Joden in Nederland: 1516-1621 – Sefardische Joden
In 1492 stelde de Spaanse koning, Ferdinand II van Aragon, de Joden voor de keus of Spanje te verlaten of zich te bekeren tot het christendom. Een eeuw eerder hadden veel Joden zich onder dwang bekeerd tot het christendom. In de eerste helft van de vijftiende eeuw bekeerden zich nog meer Joden tot het christendom onder de niet-aflatende druk van de kerk of vanwege sociale en economische voordelen die de bekering met zich meebracht. Toch werden ook deze bekeerde Joden gediscrimineerd.
Spaanse Inquisitie
In 1479 begon de Spaanse Inquisitie. Doel daarvan was de betrouwbare van de onbetrouwbare conversos (bekeerlingen) te scheiden. Maar in de praktijk leidde het tot verscherpte aandacht voor de resterende Joden in Spanje die conversos zouden beïnvloeden. Op 31 maart 1492 werd het verbanningsdecreet ingesteld waarbij Joden zich moesten bekeren of Spanje verlaten.
Portugal
De meeste Joden vertrokken naar Portugal. Koning João accepteerde echter alleen kapitaalkrachtige of vakkundige Joden. De rest moest emigreren. Wie niet vertrok werd tot slaaf gemaakt, moest zijn kinderen afstaan of werd tot armoede gebracht. In 1495 gaf Koning Manoel I de Joden hun vrijheid terug om ze te gebruiken bij nieuwe handelsmogelijkheden. Maar toen Manoel I permissie vroeg aan de Katholieke Koningen om hun dochter met de weduwe van de zoon van Johan II te trouwen stelden Ferdinand en Isabelle als voorwaarde dat Portugal de Joden net zo zou behandelen als Spanje: dopen of vertrekken. Er zouden geen discriminerende wetten tegen gedoopte Joden ingesteld worden. Deze kregen een belangrijke plaats in de maatschappij.
Sommige gedoopte Joden hielden zich nog wel vast aan het Jodendom en anderen niet. In Portugal waren de Joden sterker aan het Jodendom gehecht dan in Spanje. Daarnaast liet men de nieuw-christenen in Portugal langer ongemoeid. Tot slot integreerden zij moeilijker omdat ze makkelijk herkenbaar waren. Het was ook makkelijk voor Joden om zich thuis aan de Joodse tradities te houden.
In 1548 gaf de Paus echter alsnog toestemming tot een Portugese Inquisitie naar Spaans voorbeeld. De nieuw-christenen vluchtten naar Italië en Antwerpen. Ze bleven echter in de handel actief.

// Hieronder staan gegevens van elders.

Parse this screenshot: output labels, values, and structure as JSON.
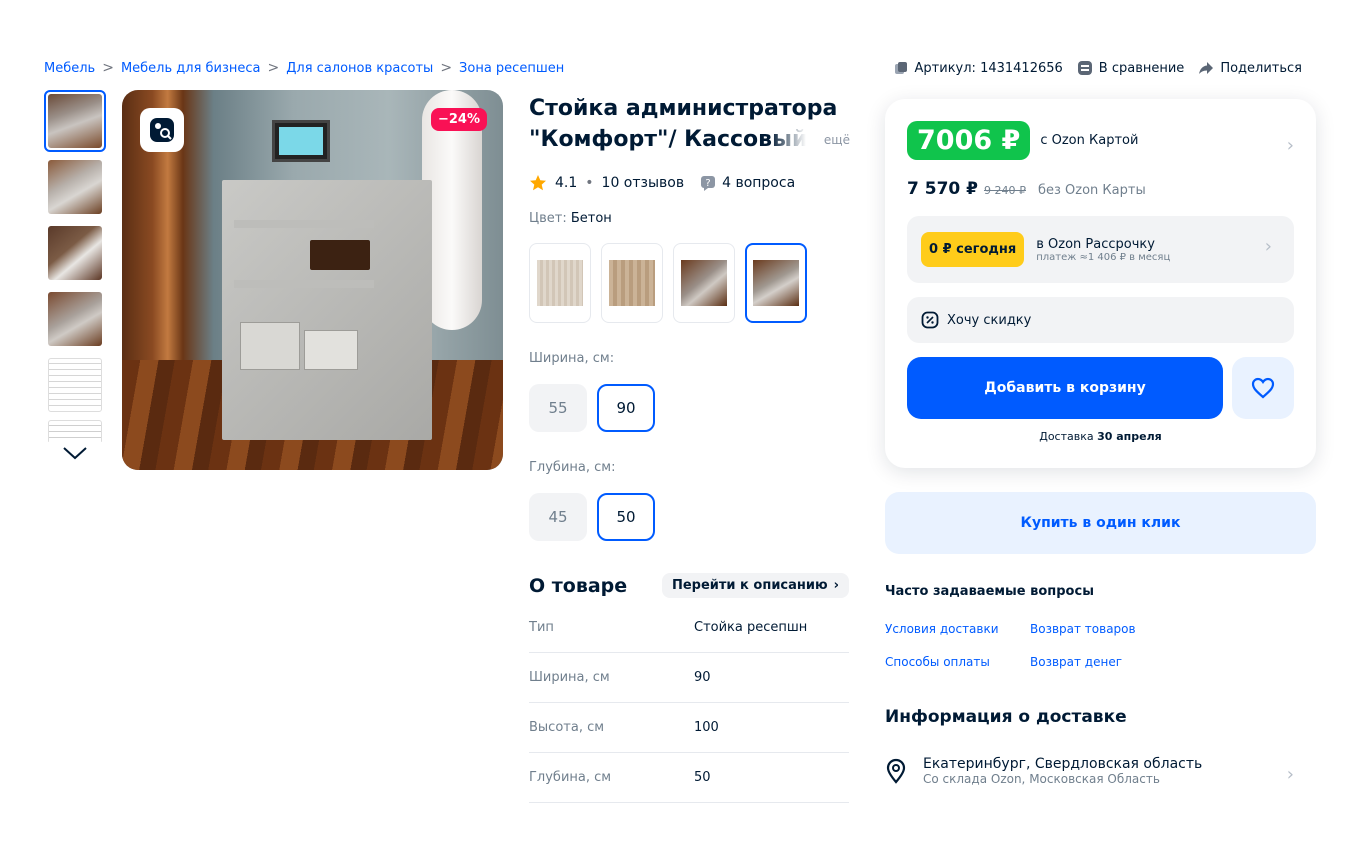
{
  "breadcrumb": [
    "Мебель",
    "Мебель для бизнеса",
    "Для салонов красоты",
    "Зона ресепшен"
  ],
  "top_actions": {
    "article": "Артикул: 1431412656",
    "compare": "В сравнение",
    "share": "Поделиться"
  },
  "gallery": {
    "discount_badge": "−24%",
    "thumb_count": 6
  },
  "product": {
    "title": "Стойка администратора \"Комфорт\"/ Кассовый",
    "more": "ещё",
    "rating": "4.1",
    "reviews": "10 отзывов",
    "questions": "4 вопроса",
    "color_label": "Цвет: ",
    "color_value": "Бетон",
    "width_label": "Ширина, см:",
    "width_options": [
      "55",
      "90"
    ],
    "width_selected": "90",
    "depth_label": "Глубина, см:",
    "depth_options": [
      "45",
      "50"
    ],
    "depth_selected": "50"
  },
  "about": {
    "title": "О товаре",
    "link": "Перейти к описанию",
    "specs": [
      {
        "k": "Тип",
        "v": "Стойка ресепшн"
      },
      {
        "k": "Ширина, см",
        "v": "90"
      },
      {
        "k": "Высота, см",
        "v": "100"
      },
      {
        "k": "Глубина, см",
        "v": "50"
      }
    ]
  },
  "pricing": {
    "card_price": "7006 ₽",
    "card_label": "с Ozon Картой",
    "price": "7 570 ₽",
    "old_price": "9 240 ₽",
    "no_card_label": "без Ozon Карты",
    "installment_badge": "0 ₽ сегодня",
    "installment_title": "в Ozon Рассрочку",
    "installment_sub": "платеж ≈1 406 ₽ в месяц",
    "want_discount": "Хочу скидку",
    "add_to_cart": "Добавить в корзину",
    "delivery_prefix": "Доставка ",
    "delivery_date": "30 апреля",
    "one_click": "Купить в один клик"
  },
  "faq": {
    "title": "Часто задаваемые вопросы",
    "links": [
      "Условия доставки",
      "Возврат товаров",
      "Способы оплаты",
      "Возврат денег"
    ]
  },
  "delivery_info": {
    "title": "Информация о доставке",
    "city": "Екатеринбург, Свердловская область",
    "warehouse": "Со склада Ozon, Московская Область"
  },
  "colors": {
    "accent": "#005bff",
    "price_green": "#10c44c",
    "installment_yellow": "#ffcc1a",
    "discount_pink": "#f91155"
  }
}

Portugese nieuw-christenen in Antwerpen
In 1511 hadden Portugese kooplieden in Antwerpen een kolonie van twintig leden gesticht. Zij hielden zich bezig met de afzet van goederen uit het Verre Oosten en de export van Noord-Europese grondstoffen en textielwaren naar Portugal. Ook nieuw-christenen vestigden zich in Antwerpen en hielden zich bezig met de handel.
Toen de Turken in 1529 Wenen in handen kregen verspreidde het gerucht zich dat nieuw-christenen naar Saloniki vluchtten om weer Joods te worden en van daaruit het christendom te bestrijden. In Antwerpen werden daarom nieuw-christenen gevangen genomen en zonder succes ondervraagd over de illegale immigratie. Zo werd o.a. ook Diego Mendes gevangen genomen. Hij zou de peperhandel monopoliseren, in het geheim het Jodendom aanhangen, en het helpen van Portugese vluchtelingen naar Saloniki. Uiteindelijk kreeg hij alleen een boete voor het laatste.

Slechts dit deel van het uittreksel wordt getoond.